Captured with drama
SWAPNA SATHISHSWAPNA SATHISH
The images of the British digital designer and photographer Allan Parker speak of power and passion. They are part of an on-going exhibition of digital prints at Amethyst.
`INVISIBLE STATES' is an exhibition of a series of high-resolution digital prints featuring contemporary British Asian and non-Asian performers, including Akram Khan, Imlata, Kasuko Hohki, Jayachandran, Sanchita Pal and others.
The works of the British digital designer and photographer Allan Parker highlight the ways in which the traditional yet varied martial art forms of Kalaripayattu and Wu Shu can collaborate with the dance form of Bharatanatyam within a modern framework.
These images were primarily created as a response to requests by dance companies and artistic directors for publicity pictures to promote their work.
The photo-shoots became inspired opportunities and were approached as part of constructing creative imagery rather than merely as occasions to make pictures. The energetic figures of the dancers suggest the essence of the traditional performing art in a contemporary manifestation where the dance itself becomes the protagonist.

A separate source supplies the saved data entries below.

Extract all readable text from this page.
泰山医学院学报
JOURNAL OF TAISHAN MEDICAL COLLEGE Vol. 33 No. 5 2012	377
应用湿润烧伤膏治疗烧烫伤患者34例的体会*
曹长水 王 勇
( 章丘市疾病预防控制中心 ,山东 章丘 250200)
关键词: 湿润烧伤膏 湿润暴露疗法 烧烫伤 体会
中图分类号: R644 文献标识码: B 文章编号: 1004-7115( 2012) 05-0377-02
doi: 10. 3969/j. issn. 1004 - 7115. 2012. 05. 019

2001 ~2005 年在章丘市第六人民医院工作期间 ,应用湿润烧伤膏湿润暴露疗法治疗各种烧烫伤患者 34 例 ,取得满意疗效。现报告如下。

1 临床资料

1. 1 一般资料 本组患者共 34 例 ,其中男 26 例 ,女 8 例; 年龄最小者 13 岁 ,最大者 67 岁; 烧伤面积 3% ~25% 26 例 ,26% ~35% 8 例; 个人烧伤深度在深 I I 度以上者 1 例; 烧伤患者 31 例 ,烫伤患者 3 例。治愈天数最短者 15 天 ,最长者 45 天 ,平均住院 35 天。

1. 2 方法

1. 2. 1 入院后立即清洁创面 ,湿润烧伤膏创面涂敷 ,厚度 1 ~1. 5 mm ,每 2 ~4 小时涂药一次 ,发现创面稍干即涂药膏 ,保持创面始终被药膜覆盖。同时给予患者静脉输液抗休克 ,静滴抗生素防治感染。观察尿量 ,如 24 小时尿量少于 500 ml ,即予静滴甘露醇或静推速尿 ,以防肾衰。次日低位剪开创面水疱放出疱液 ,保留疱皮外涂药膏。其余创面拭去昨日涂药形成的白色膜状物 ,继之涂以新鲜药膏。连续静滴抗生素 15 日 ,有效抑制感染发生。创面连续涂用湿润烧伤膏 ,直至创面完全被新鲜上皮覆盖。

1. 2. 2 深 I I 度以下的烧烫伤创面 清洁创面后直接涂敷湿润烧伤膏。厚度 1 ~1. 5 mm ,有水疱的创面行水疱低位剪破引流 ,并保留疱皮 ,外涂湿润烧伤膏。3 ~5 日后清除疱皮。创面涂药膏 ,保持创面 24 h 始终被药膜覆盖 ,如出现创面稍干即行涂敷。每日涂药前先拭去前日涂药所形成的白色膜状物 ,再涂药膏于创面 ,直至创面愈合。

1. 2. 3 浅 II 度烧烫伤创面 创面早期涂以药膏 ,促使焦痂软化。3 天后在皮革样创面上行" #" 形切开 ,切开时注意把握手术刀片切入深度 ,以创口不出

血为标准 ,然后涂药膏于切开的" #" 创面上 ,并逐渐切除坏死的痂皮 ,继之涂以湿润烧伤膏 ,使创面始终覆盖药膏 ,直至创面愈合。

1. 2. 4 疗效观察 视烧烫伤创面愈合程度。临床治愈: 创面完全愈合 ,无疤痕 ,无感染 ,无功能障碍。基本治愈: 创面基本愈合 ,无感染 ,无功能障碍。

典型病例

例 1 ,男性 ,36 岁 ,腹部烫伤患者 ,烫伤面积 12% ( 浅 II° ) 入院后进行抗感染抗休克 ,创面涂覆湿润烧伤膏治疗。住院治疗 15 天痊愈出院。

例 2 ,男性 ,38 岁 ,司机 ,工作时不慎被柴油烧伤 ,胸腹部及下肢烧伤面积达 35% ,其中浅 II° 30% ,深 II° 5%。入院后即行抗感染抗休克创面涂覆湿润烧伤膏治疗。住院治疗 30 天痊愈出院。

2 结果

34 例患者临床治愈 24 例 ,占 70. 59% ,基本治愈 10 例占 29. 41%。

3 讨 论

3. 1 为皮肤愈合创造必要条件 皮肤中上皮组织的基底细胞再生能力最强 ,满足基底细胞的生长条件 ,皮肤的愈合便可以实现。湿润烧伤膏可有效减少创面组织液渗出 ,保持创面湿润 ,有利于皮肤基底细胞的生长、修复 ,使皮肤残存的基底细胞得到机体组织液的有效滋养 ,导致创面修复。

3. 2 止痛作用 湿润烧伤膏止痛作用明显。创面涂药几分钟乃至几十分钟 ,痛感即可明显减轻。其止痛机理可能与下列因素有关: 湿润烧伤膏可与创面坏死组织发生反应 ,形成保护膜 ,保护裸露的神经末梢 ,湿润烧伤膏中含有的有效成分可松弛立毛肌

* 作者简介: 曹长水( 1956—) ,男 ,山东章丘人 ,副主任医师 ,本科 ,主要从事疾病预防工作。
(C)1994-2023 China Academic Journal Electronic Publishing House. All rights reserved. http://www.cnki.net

The dancers have been frozen in time and in movement, being re-contextualised in different backgrounds portrayed as if in flight. The figures assume a feigned weightlessness as they levitate and soar in the aesthetically engineered spaces. Parker exploits the unusual angles in which he has photographed the leaping dancers, thus generating a wonderful play of imagined insubstantiality.
The dancers are made to take centre stage with the bold images placed at atypical viewpoints with minimal background detailing.
A black and white print of a woman with a veena is powerful in its predominance of black. Only the zari of her sari and the veena are highlighted in white.
The simple composition assumes its power by the play of the angle of the veena. Most memorable in this series of prints is the mirror image of Akram Khan in a flowing black gown with an arm outstretched where the human form takes on newer revelation in the manipulated image creating an enigmatic yet eloquent silhouette.
The clean bold line is fluid and finite, lyrical and precise, with the form being novel and poetic, sinuous and cogent. The distinctive display adds to the enjoyment of the digital prints.
The constructed images are presented in the way Parker would prefer them to be seen, with the backgrounds he imagined them with.
These potent images speak of power and passion both of the dancer and the digital designer.
The exhibition at Amethyst opened with a live presentation of works from Attakalari Centre for Movement Arts, Bangalore, with the digital prints remaining on display until March 17.